On June 3, the Senate Finance Committee passed the Audit & Appeal Fairness, Integrity, and Reforms in Medicare (AFIRM) Act, a bipartisan bill that is aimed at improving the Medicare appeals process. Included are reforms that give $127 million per year to the Office of Medicare Hearings and Appeals and the Departmental Appeals Board, establish a voluntary alternate dispute resolution process to allow similar claims to be settled jointly, and create magistrates for the third level of appeals. The legislation should not create an additional bureaucratic burden for providers.
In the courts
On June 10, a federal judge concluded that Medicare beneficiaries suing the Department of Health and Human Services for failing to abide by the 90-day requirement for hearing Medicare appeals represent a nationwide class. The Medicare program’s problems with rendering decisions at the administrative law judge level within the mandated 90 days is well documented, and although some beneficiaries’ appeals have been prioritized so that individuals do not wait as long as providers, the timeliness of the appeals is still far from what is required. In the case of Lesler v. Burwell (now called Exley v. Burwell), plaintiffs had all waited six months to close to two years for a hearing, and shortly after filing a complaint in court, they received hearings and decisions. Judge Jeffrey Meyer ruled that regardless of the resolution of their appeals, these individuals are certified as a national class.

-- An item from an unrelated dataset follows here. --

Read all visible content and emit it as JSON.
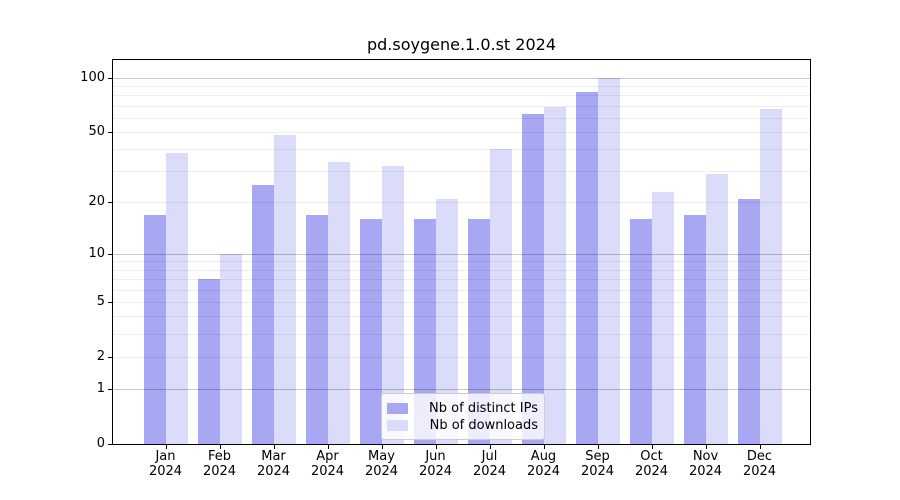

On June 11, CMS disclosed that they had paid $1.3 billion dollars to hospitals as a result of last August’s settlement over disputed billing claims in the Medicare appeals process. In recent years, the number of appeals over inpatient billing claims overwhelmed the agency’s ability to adjudicate the appeals, resulting in a settlement that paid approximately 1900 hospitals 68 cents on the dollar to drop roughly 300,000 of the claims. A spokesman for the agency has said that the settlement is largely complete, although a few more payments may be made.